Does pharmacological treatment of neuropsychiatric symptoms in Alzheimer's disease relieve caregiver burden?

Karen Levy, Krista L Lanctôt, Shale B Farber, Abby Li, Nathan Herrmann
Drugs & Aging 2012 March 1, 29 (3): 167-179
Caregiving for patients with Alzheimer's disease (AD) is associated with negative outcomes for the caregiver such as depression, anxiety, medical illness, poorer general health and mortality, which further translate into adverse outcomes for the patient. The burden experienced by caregivers of AD patients, both professional and informal, has been found to be positively related to the presence and severity of the patients' neuropsychiatric symptoms, also referred to as the behavioural and psychological symptoms of dementia (BPSD).
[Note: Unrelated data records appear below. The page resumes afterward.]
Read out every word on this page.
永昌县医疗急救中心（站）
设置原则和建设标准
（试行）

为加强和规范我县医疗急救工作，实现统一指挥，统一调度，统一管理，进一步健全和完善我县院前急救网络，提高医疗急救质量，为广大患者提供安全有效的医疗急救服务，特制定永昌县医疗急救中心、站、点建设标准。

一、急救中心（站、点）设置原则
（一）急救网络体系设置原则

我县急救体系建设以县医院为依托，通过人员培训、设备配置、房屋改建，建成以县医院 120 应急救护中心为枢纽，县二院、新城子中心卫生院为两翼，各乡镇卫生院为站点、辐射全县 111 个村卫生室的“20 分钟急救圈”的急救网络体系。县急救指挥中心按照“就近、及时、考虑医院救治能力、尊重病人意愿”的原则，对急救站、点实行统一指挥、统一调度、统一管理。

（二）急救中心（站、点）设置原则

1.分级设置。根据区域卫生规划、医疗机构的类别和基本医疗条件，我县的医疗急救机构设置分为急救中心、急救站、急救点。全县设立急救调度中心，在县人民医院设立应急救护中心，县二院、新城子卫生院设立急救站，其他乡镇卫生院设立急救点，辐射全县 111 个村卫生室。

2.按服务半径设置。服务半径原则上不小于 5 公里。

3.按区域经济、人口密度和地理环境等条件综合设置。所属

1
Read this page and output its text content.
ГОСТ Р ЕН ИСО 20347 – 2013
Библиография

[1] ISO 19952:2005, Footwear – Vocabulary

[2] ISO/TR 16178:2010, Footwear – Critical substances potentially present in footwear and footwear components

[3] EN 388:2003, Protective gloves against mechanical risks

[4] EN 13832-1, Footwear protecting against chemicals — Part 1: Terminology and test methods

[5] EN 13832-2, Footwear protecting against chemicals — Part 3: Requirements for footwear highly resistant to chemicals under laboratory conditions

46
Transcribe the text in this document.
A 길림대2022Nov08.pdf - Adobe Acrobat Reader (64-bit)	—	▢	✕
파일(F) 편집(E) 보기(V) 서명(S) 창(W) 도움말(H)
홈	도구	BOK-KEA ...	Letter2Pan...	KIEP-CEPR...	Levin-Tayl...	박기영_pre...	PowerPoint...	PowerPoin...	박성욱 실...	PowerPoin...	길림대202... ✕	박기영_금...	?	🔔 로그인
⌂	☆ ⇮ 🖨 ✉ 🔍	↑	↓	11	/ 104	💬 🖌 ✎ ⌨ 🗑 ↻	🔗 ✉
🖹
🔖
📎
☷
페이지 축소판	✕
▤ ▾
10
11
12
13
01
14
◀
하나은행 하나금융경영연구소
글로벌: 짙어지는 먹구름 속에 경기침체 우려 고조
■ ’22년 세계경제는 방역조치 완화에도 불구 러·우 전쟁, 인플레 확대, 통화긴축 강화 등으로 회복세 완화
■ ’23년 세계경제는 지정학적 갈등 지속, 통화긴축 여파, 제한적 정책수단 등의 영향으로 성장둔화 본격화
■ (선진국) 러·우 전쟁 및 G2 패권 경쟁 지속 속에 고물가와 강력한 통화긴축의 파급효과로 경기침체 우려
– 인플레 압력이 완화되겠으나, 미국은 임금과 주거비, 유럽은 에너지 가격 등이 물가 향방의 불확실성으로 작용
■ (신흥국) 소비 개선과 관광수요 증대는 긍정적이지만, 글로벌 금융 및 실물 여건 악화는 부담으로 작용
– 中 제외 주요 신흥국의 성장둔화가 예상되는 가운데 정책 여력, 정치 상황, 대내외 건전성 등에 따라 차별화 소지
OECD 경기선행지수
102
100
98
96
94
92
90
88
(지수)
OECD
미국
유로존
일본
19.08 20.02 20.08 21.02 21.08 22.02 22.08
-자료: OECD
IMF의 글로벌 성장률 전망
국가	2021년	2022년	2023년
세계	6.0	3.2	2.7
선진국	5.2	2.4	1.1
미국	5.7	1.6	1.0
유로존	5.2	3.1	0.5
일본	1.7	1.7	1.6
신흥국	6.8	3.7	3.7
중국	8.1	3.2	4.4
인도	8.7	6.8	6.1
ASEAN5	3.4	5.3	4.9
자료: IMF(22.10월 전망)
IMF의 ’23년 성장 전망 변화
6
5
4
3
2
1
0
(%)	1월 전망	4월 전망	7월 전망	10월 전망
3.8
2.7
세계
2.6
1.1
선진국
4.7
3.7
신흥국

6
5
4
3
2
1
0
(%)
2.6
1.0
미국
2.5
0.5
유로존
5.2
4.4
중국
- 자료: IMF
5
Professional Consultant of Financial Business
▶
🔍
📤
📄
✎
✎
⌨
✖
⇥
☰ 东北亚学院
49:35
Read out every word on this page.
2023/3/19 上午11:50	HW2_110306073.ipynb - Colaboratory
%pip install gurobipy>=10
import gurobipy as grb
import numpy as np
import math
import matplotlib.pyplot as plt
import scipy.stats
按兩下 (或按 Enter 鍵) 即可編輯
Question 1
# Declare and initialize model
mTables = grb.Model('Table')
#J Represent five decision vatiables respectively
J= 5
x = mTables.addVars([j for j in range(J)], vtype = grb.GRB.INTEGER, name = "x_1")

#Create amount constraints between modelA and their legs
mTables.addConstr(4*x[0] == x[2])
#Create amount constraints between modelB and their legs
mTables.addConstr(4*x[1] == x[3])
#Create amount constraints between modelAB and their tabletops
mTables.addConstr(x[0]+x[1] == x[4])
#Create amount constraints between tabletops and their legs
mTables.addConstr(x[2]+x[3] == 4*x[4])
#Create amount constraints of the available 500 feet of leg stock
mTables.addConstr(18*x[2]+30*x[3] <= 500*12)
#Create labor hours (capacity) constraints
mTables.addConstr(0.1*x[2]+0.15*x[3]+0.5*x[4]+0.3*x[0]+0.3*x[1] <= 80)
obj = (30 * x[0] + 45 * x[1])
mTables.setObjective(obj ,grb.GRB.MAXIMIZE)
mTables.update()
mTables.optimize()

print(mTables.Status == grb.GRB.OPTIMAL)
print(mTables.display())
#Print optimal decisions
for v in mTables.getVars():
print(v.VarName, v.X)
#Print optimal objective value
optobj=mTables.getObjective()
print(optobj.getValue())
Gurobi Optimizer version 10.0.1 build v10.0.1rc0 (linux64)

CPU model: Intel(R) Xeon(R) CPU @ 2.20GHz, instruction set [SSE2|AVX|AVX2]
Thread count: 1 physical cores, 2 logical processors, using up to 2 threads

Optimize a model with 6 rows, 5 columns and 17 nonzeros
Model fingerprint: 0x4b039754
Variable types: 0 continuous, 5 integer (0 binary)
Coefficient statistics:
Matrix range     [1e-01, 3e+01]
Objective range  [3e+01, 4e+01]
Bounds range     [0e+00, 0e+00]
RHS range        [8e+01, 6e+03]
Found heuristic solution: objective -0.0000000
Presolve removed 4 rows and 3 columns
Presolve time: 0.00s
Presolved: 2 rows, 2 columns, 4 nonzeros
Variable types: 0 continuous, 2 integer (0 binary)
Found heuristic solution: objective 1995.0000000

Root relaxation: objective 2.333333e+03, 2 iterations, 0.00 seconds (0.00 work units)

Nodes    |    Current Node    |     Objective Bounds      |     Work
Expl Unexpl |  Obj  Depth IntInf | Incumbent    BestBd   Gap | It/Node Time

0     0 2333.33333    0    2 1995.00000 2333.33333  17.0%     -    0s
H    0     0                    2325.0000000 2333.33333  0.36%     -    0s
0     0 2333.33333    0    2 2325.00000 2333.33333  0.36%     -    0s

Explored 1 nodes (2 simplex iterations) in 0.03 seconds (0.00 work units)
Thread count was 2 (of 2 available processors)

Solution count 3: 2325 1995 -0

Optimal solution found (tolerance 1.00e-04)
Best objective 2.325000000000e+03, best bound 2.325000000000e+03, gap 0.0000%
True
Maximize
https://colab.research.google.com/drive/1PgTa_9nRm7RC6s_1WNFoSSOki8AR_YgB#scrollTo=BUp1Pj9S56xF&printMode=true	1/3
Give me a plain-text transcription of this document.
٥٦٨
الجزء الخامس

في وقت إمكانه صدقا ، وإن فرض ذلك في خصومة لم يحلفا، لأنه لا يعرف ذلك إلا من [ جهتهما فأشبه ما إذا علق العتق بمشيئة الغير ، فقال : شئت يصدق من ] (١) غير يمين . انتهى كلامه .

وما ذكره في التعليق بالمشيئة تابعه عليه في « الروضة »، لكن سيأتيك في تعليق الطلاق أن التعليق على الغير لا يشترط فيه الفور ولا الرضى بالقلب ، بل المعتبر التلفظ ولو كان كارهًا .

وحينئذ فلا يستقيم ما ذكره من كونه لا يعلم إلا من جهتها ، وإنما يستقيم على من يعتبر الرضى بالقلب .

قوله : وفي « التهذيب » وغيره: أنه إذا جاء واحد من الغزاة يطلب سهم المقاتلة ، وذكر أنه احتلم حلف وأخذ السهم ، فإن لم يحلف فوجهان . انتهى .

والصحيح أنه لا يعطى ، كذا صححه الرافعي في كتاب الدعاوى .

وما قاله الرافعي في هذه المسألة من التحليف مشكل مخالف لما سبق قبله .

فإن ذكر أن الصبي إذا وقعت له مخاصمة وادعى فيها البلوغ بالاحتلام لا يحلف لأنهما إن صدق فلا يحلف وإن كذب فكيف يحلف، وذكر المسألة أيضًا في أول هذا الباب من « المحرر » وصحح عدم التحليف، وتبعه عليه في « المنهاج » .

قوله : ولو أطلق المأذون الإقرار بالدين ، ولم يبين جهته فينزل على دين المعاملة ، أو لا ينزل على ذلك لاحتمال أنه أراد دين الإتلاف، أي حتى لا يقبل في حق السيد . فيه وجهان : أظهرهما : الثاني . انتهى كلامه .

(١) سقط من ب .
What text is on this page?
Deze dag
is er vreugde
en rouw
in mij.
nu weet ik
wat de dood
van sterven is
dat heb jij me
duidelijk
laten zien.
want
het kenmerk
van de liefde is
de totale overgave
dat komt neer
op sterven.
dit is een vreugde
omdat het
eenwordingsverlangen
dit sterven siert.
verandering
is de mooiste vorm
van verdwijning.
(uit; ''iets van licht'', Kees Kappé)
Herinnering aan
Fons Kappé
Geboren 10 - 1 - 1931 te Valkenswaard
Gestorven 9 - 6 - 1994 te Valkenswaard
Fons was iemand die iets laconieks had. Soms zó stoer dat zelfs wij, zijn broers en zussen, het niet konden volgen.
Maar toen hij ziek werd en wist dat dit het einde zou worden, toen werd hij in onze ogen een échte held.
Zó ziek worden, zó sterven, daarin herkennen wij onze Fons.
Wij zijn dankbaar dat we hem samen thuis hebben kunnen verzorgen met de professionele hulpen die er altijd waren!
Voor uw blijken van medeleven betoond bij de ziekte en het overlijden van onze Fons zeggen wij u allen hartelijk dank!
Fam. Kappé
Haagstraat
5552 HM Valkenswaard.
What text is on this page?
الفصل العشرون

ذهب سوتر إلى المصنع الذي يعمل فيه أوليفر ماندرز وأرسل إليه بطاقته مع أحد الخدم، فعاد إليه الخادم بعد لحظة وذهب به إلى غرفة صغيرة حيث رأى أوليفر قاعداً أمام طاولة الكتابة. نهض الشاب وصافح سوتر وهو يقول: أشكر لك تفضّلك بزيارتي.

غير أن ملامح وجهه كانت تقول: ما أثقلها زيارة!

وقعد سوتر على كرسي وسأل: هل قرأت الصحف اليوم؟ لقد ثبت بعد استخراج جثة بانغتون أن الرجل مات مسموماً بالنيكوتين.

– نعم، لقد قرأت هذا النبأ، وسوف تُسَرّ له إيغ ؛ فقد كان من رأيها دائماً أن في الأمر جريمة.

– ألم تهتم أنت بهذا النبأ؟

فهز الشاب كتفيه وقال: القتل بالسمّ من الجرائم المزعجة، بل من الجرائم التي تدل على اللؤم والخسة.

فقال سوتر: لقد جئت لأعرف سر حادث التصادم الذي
As such, management of BPSD may help in alleviating caregiver burden. The purpose of this review is to summarize the current literature on the effects of pharmacological interventions for BPSD on the burden of AD patient caregivers. A literature review was conducted, using keywords related to dementia, drug treatment, caregiving and BPSD. Studies were included if they were a randomized controlled trial of a currently marketed drug in AD patients, and included a measure of caregiver burden and BPSD. Twenty-four articles met the eligibility criteria for this review. Cognitive enhancers (cholinesterase inhibitors, memantine) were associated with decreased caregiver burden in some studies, though it is unclear whether the improvements were related to changes in BPSD or cognition and function. Antipsychotics have been associated with decreased caregiver burden in some studies, though variability may be related to disease severity. Other drug treatments, including antidepressants, have also been shown to have inconsistent effects on caregiver burden. Besides the small number of clinical trials that included a measure of caregiver burden, there is large variability in the literature due to differing conceptualizations of caregiver burden and the lack of a recognized gold standard for caregiving burden assessment. It is therefore difficult to draw strong conclusions about whether the pharmacological management of BPSD relieves caregiver burden. Given the importance of caregiver burden and its negative consequences for the caregiver and the patient, future clinical trials should pay more attention to this crucial outcome.